As mais extremas negações de fatos patentes tornam-se aí banalidades rotineiras, compartilhadas por extensos grupos sociais até mesmo como sinais de normalidade e equilíbrio.

Não se deve confundir esses fenômenos com aquele que descrevi como “paralaxe cognitiva”. Este termo só se aplica a vastas e bem estruturadas construções teoréticas, não a meras opiniões vulgares de cunho mendaz ou fantástico fundadas na falsificação histérica da realidade. A falsificação histérica está sempre, é claro, na origem da paralaxe cognitiva, mas esta se distingue dela por dar-lhe uma legitimação intelectual sistemática e abrangente compatível com as mais altas exigências da especulação filosófica reinante. A falsificação histérica é um fenômeno de psicologia, individual ou social. A paralaxe cognitiva pertence à história das idéias. As vítimas de paralaxe são homens de gênio. As de histeria, multidões de joões-ninguéns.

O sr. Gustavo Moreira, que ninguém conhecia e aqui está sendo catapultado à condição de celebridade fugaz por força da sintomatologia que ele ilustra tão bem quanto qualquer outro membro da “Olavo de Carvalho nos odeia”, passará a ser examinado mais pormenorizadamente a partir do próximo capítulo desta série, mas os leitores mais atentos desta “Introdução” devem ter percebido que aqui ele não escapou do meu foco de exame por um só minuto.

Não venham, por favor, reclamar que estou dando importância demais a um tipo insignificante. Não seleciono meus assuntos pela importância dos personagens, mas dos temas. Só num país viciado em falar de pessoas e não de fatos e coisas pode essa atitude suscitar estranheza. Alguns dos livros mais importantes da humanidade, como O Homem do Subsolo, de Dostoiévski, ou The Secret Agent, de Joseph Conrad – isto para não mencionar La Rebelión de las Masas de José Ortega y Gasset, ou The Lonely Crowd, de David Riesman, foram justamente escritos a propósito de pessoas que, por sua falta de importância, eram representativas da sua sociedade e do seu tempo.

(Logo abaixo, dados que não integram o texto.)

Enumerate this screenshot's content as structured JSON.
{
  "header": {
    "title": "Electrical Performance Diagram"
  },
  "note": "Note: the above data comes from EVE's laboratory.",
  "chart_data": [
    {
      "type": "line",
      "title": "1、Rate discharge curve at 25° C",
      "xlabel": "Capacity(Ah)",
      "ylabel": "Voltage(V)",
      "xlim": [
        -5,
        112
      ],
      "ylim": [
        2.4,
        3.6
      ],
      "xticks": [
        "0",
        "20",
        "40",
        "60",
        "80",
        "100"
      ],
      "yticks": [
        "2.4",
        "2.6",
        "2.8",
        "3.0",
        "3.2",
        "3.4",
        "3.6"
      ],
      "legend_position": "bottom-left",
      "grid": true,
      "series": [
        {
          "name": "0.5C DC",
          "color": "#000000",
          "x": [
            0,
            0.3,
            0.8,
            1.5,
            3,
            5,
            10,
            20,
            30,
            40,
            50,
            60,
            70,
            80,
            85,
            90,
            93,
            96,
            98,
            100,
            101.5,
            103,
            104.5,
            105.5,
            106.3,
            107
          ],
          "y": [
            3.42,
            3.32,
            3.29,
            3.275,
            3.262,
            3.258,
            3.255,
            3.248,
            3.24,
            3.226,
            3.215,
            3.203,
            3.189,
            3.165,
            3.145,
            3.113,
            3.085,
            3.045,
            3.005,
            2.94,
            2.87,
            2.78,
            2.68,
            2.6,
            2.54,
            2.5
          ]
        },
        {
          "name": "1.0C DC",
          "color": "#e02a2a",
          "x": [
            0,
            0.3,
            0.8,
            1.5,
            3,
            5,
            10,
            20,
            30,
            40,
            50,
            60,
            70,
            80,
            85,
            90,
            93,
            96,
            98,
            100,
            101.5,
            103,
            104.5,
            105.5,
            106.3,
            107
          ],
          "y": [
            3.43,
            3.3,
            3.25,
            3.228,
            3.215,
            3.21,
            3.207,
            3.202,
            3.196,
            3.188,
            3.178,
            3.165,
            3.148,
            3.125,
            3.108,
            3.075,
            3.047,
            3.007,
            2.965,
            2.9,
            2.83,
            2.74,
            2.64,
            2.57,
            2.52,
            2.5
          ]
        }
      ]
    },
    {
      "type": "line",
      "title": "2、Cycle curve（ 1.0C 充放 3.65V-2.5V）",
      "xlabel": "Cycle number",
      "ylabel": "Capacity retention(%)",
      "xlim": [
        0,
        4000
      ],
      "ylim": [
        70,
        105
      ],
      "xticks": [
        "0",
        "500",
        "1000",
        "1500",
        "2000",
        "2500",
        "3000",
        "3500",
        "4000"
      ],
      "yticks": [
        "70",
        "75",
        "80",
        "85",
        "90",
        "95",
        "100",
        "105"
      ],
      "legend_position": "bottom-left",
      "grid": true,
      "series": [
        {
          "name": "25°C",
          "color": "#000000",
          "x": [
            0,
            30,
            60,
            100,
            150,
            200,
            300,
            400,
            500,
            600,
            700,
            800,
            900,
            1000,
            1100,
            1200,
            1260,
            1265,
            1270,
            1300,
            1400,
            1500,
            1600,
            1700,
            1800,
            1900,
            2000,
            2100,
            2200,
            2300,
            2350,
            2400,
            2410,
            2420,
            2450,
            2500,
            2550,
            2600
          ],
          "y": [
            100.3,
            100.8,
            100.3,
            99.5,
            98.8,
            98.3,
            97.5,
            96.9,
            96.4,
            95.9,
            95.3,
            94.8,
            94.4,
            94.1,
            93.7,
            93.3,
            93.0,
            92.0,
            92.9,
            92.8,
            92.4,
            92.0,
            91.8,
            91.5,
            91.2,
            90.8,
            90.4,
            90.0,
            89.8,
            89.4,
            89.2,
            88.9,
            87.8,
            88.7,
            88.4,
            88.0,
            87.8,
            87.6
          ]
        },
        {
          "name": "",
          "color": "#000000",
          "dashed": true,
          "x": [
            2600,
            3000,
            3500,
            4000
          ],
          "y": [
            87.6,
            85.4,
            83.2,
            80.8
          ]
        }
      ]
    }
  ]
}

O sr. Moreira é uma espécie de resumo da comunidade “Olavo de Carvalho nos Odeia”, a qual por sua vez é um condensado da mentalidade do estudante universitário brasileiro hoje em dia, aquela classe da qual 38 por cento não sabem ler nem escrever e que, por isso mesmo, continua a acreditar no chavão dos anos 60 que fazia dela “a parcela mais esclarecida da nação”.

[Continua] 


Notas:

[1]  Arthur Schopenhauer, Como Vencer um Debate sem Precisar Ter Razão – em 38 Estratagemas (Dialética Erística). Introdução, Notas e Comentários de Olavo de Carvalho. Rio de Janeiro, Topbooks, 1997.

[2] Por extensão analógica, mas com cuidado, pode-se também aplicar os conceitos de erística a opiniões partidárias padronizadas, voltadas contra um adversário ideal também padronizado e automaticamente reconhecível (por exemplo, católicos e protestantes discutindo a doutrina da sola scriptura como fazem há séculos). Mas nunca a opiniões pessoais soltas em artigos de jornal, sem um alvo polêmico preciso. É essencial da confrontação dialética o esforço de provar, de demonstrar, que na discussão honesta se empreende por meios idôneos, na erística por meios fraudulentos. Esse esforço está, por definição, ausente de artigos breves de jornal, onde mal se consegue espremer uma opinião condensada em trinta linhas, no máximo indicando por alto umas linhas de prova possíveis, sem a menor ilusão de estar provando o que quer que seja. Artigos de opinião são, na mais generosa das hipóteses, pedaços de ensaios, espécimes parciais e abreviados do gênero ensaístico, gênero que, num estudo clássico, Pedro Laín Entralgo definia precisamente como “a teoria... menos a prova explícita”.